2013-10-24冯小鹏孙珍贵汪向海陈兴无

中国病理生理杂志 2013年9期
关键词:胸水糖酵解小室

冯小鹏, 孙珍贵, 汪向海, 邢 敏, 陈兴无

(皖南医学院弋矶山医院呼吸内科,安徽 芜湖 241001)

恶性胸水中醛缩酶A的水平及其对人肺腺癌细胞增殖、迁移与侵袭能力的影响*

冯小鹏#, 孙珍贵, 汪向海, 邢 敏, 陈兴无△

(皖南医学院弋矶山医院呼吸内科,安徽 芜湖 241001)

目的比较肺癌患者伴恶性胸水(MPE)和结核性胸膜炎患者胸水(TBPE)中醛缩酶A(ALDOA)的表达水平及其与癌胚抗原(CEA)和乳酸脱氢酶(LDH)的相关性,探讨ALDOA对肺腺癌A549细胞增殖、迁移及侵袭的影响。方法ELISA和化学发光法检测65例MPE和35例TBPE中ALDOA、CEA和LDH水平;以不同浓度的ALDOA作用于A549细胞,分别采用MTT 法、划痕及体外侵袭实验研究ALDOA对A549细胞增殖、迁移和侵袭的影响。结果MPE中ALDOA浓度[(46.8±21.4) μg/L]明显高于TBPE[(23.9±17.2) μg/L](P<0.01),其中腺癌[(71.7±32.1) μg/L]明显高于鳞癌[(21.3±14.6) μg/L](P<0.05);MPE中CEA和LDH水平[(82.2±56.6) μg/L和(755.8±382.5) U/L]也明显高于TBPE[(12.6±9.7)μg/L和(388.4±163.9) U/L](P<0.01)。2组患者胸水中ALDOA与CEA和LDH均呈正相关关系(P<0.01或P<0.05)。不同浓度ALDOA刺激A549细胞后,细胞增殖增强且迁移、侵袭加快,并呈浓度依赖性。结论肺癌患者MPE中ALDOA表达水平明显高于TBPE中的水平,其中肺腺癌胸水ALDOA水平明显高于鳞癌;ALDOA与CEA和LDH水平高度正相关;ALDOA浓度依赖性地增强肺腺癌A549细胞增殖、迁移和侵袭。

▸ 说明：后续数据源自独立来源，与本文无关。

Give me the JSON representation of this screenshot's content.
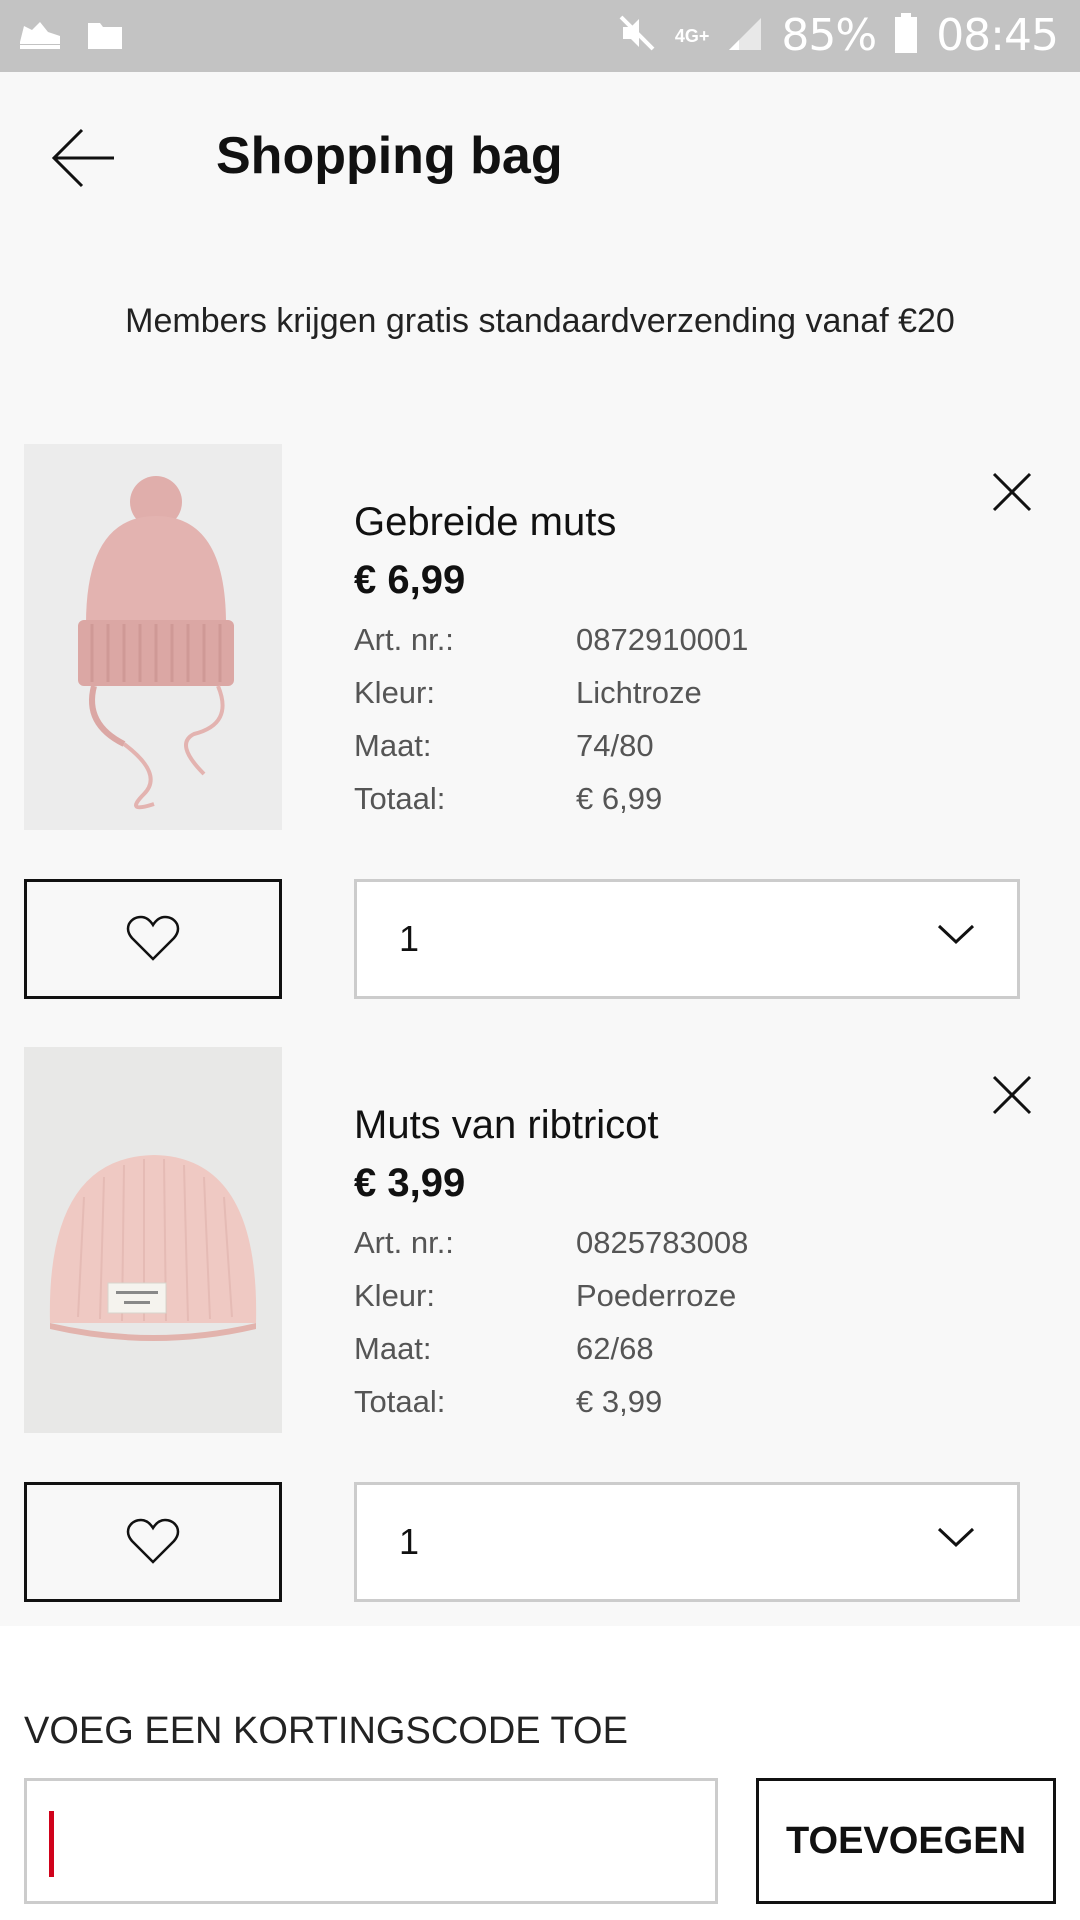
{
  "status_bar": {
    "network": "4G+",
    "battery": "85%",
    "time": "08:45"
  },
  "header": {
    "title": "Shopping bag"
  },
  "promo": "Members krijgen gratis standaardverzending vanaf €20",
  "items": [
    {
      "name": "Gebreide muts",
      "price": "€ 6,99",
      "details": [
        {
          "label": "Art. nr.:",
          "value": "0872910001"
        },
        {
          "label": "Kleur:",
          "value": "Lichtroze"
        },
        {
          "label": "Maat:",
          "value": "74/80"
        },
        {
          "label": "Totaal:",
          "value": "€ 6,99"
        }
      ],
      "quantity": "1"
    },
    {
      "name": "Muts van ribtricot",
      "price": "€ 3,99",
      "details": [
        {
          "label": "Art. nr.:",
          "value": "0825783008"
        },
        {
          "label": "Kleur:",
          "value": "Poederroze"
        },
        {
          "label": "Maat:",
          "value": "62/68"
        },
        {
          "label": "Totaal:",
          "value": "€ 3,99"
        }
      ],
      "quantity": "1"
    }
  ],
  "coupon": {
    "label": "VOEG EEN KORTINGSCODE TOE",
    "value": "",
    "button": "TOEVOEGEN"
  },
  "colors": {
    "status_bar": "#c3c3c3",
    "background": "#f8f8f8",
    "caret": "#d0021b",
    "product_pink": "#e3b3b0"
  }
}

醛缩酶A; 胸水; 肺肿瘤; 细胞增殖; 细胞迁移; 肿瘤侵袭

肺癌是全球最常见的恶性肿瘤及死亡的首要原因,非小细胞肺癌(non-small-cell lung cancer,NSCLC)是最常见的类型[1],尤其肺腺癌的发病率迅速增加,占全部肺癌的40%左右[2]。尽管诊断、治疗取得较大进展,NSCLC长期生存率仍不能令人满意,5年存活率低于15%[3]。早期蔓延或转移是其5年生存率低的主要原因[4]。转移到胸膜形成恶性胸水(malignant pleural effusion,MPE)是一种常见的并发症[5],部分患者甚至是就诊的首发表现。显微镜下,可见胸膜表面有众多的肿瘤浸润病灶,表明癌细胞具高度侵袭性,但癌细胞进入胸膜腔以及促进胸膜转移灶蔓延的机制仍有待进一步探讨。

癌细胞侵袭和转移的重要标志是持续性增殖和运动性增强,许多介质发挥了重要作用。细胞周围微环境营养缺乏、pH变化和氧合不足诱导代谢和增殖状态的改变,有利于癌细胞在转移部位的生存。MPE提供癌症细胞生存的微环境和有关介质,可促进癌细胞在胸膜腔的生长和迁移[6]。

缺氧是实体肿瘤组织内广泛存在的现象,此时癌细胞氧利用率高,糖酵解增强。醛缩酶A(果糖1,6-二磷酸醛缩酶,fructose 1,6-bisphosphate aldolase A, ALDOA)是糖酵解过程的关键酶之一,催化果糖-1,6-二磷酸裂解为3-磷酸甘油醛和磷酸二羟丙酮。已证明该酶在肺癌和肺癌MPE中[7-8]高表达,并且可通过某些生长因子如表皮生长因子结合于细胞骨架,促进细胞迁移、加快损伤修复[9]。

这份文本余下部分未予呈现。